A criminal group has been systematically targeting large corporations — including four Canadian organizations — over the past three years to steal confidential information and intellectual property, warns Symantec.
In a blog last week the security vendor said the group, which it has dubbed Butterfly, has hit 49 organizations in more than 20 countries including Twitter, Facebook, Apple, Microsoft and firms in the pharmaceutical, legal and oil and precious metals sectors. More details on the group are in this Symatec report.
Symantec describes the group as “technically proficient and well resourced” and — perhaps surprisingly — not interested in credit card data. “The group has developed a suite of custom malware tools capable of attacking both Windows and Apple computers,” says the report, “and appears to have used at least one zero-day vulnerability in its attacks. It keeps a low profile and maintains good operational security. After successfully compromising a target organization, it cleans up after itself before moving on to its next target.”

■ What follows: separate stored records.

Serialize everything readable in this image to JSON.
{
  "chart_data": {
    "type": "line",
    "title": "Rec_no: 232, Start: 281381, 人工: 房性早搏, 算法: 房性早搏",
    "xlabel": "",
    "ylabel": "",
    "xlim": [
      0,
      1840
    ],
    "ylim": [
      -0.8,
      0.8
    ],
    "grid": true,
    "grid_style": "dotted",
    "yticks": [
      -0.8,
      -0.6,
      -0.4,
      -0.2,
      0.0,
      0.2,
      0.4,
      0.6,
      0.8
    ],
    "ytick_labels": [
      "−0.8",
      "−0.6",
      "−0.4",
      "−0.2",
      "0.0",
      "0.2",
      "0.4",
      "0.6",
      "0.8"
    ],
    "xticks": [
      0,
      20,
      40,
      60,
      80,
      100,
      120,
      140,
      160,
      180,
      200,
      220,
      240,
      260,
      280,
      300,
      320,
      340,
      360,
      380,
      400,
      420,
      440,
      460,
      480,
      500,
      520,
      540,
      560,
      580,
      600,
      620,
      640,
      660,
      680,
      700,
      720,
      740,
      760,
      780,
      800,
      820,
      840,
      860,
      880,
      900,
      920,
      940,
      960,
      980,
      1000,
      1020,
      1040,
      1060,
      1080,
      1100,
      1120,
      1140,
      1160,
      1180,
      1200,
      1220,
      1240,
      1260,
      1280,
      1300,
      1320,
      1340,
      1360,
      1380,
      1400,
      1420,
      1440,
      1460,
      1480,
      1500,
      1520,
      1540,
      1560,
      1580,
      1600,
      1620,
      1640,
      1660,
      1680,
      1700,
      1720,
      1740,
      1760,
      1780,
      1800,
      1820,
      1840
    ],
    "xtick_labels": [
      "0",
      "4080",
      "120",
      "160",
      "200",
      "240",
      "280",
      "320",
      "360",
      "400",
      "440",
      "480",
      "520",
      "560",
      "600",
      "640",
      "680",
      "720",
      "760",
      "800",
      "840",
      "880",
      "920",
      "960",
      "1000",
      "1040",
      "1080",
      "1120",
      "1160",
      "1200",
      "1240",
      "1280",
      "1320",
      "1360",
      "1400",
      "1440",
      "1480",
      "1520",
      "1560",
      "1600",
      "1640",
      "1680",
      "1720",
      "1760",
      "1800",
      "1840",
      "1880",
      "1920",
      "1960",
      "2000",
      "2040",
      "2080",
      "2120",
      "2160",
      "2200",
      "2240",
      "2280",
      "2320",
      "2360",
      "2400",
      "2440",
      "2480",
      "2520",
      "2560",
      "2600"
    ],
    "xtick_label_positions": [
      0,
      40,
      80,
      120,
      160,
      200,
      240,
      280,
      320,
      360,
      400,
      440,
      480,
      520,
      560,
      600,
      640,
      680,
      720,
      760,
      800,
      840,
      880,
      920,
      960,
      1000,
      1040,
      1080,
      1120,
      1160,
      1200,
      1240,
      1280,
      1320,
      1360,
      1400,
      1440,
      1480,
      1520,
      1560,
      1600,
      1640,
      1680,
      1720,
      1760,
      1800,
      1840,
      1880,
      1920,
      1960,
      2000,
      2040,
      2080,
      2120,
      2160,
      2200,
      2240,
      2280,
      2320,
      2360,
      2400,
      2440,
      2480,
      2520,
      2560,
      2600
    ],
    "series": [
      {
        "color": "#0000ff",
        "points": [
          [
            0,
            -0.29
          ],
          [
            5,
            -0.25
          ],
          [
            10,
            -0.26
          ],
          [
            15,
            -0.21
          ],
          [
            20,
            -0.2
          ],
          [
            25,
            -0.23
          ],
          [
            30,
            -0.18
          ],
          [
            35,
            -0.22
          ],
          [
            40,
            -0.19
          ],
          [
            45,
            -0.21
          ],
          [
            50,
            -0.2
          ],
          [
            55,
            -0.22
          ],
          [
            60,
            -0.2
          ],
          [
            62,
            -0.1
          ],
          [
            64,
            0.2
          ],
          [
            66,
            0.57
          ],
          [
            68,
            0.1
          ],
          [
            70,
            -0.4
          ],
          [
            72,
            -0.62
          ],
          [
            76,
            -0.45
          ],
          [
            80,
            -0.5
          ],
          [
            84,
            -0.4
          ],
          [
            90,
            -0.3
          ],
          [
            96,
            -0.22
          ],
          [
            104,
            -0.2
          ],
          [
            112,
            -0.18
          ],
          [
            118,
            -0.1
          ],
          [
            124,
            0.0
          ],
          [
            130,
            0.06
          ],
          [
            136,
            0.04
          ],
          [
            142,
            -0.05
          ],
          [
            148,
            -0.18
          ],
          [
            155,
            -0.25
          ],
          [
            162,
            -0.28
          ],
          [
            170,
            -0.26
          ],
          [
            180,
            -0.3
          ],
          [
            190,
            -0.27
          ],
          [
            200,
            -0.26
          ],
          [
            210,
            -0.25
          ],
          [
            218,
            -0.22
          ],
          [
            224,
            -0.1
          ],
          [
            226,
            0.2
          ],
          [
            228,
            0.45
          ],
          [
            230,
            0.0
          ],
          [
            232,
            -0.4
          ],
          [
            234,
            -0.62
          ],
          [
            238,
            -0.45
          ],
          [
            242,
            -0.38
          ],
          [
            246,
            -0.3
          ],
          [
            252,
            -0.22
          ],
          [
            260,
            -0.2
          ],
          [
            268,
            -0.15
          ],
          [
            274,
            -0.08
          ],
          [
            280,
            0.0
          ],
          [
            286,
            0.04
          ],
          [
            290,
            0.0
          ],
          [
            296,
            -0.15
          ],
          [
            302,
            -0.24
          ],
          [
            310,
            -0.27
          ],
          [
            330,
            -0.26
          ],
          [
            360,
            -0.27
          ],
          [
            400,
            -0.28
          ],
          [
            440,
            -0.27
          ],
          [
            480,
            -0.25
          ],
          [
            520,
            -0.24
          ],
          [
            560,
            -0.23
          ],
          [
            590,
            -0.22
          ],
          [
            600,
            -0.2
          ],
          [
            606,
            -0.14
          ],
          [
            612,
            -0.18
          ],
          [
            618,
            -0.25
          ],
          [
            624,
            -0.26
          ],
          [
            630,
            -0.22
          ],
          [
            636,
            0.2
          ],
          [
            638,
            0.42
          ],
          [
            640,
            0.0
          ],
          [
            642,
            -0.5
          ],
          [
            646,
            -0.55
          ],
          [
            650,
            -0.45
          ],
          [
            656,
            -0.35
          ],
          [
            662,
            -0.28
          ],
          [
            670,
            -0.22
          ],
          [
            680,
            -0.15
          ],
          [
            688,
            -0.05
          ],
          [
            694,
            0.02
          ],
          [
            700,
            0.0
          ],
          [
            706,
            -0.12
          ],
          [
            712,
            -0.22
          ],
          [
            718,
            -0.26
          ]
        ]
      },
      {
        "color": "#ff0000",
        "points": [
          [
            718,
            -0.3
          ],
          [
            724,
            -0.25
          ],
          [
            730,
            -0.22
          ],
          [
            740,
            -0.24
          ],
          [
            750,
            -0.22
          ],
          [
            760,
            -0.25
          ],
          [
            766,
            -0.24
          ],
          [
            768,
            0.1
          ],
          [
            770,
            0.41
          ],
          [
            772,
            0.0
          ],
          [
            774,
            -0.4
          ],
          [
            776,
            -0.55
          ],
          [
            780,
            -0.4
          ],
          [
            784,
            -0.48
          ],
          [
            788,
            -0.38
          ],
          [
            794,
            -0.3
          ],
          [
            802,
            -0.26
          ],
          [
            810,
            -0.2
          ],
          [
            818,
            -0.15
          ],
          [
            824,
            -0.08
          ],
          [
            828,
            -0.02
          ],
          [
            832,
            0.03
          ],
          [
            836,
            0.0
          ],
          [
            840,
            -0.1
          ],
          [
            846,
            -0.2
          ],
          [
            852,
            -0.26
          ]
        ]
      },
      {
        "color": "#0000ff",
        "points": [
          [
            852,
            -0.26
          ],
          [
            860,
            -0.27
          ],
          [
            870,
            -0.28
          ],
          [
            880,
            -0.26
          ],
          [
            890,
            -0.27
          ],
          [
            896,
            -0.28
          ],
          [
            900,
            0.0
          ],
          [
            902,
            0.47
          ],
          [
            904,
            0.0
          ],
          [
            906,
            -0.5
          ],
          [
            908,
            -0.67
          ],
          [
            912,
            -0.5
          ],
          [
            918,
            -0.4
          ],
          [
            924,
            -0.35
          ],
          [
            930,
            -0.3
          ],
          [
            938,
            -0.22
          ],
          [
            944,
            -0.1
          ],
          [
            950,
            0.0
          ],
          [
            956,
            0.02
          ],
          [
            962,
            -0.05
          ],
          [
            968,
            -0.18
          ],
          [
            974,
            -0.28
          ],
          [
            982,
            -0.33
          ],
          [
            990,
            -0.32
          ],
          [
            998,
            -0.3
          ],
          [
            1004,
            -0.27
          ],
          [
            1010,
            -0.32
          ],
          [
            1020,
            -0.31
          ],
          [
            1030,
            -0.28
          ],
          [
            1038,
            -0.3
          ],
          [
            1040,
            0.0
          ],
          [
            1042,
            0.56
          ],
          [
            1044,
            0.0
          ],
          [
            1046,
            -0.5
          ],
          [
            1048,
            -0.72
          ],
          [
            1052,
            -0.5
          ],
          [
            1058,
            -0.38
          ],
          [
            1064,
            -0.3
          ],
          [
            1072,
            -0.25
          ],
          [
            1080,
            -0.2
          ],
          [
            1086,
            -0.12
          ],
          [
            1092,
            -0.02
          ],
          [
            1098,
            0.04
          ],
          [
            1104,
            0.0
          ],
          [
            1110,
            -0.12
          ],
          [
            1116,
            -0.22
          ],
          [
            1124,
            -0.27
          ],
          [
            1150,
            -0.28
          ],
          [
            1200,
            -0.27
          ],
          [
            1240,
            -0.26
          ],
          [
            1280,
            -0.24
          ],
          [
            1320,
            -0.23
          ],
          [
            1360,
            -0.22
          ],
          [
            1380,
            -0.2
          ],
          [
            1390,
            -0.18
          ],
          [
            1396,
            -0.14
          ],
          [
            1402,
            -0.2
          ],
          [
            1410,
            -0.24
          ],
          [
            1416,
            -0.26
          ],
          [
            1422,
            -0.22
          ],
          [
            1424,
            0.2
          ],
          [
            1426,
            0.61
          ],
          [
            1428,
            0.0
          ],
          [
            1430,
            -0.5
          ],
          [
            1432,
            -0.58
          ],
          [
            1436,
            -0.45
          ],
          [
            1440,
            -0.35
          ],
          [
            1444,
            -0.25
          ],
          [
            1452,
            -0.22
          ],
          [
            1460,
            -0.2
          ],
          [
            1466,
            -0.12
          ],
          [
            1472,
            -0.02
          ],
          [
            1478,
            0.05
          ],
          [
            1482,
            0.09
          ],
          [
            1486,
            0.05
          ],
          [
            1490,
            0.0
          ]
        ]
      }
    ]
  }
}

Part of the reason it’s been hard to track is the group uses encrypted virtual machines and multi-staged command and control servers to make it difficult to investigate.
The attacks date back to 2012 and typically involve compromising a website used by mobile developers (iPhoneDevSDK. com) and using a Java zero-day exploit (CVE-2013-0422, since been patched) to infect them with a Mac OS X back door known as OSX.Pintsized or a Windows back door, Backdoor.Jiripbot. It is not uncommon for the attackers to gain a foothold in an organization’s regional offices, then spreading to its headquarters. In many attacks, Symantec [Nasdaq: SYMC] says, the group compromised Microsoft Exchange or Lotus Domino email servers to intercept company emails, and possibly use them to send counterfeit emails.
In addition to the four unnamed Canadian firms hit, 17 organizations in the U.S. and 12 in Europe were victims. Symatec doubts the Butterfly group is state-sponsored.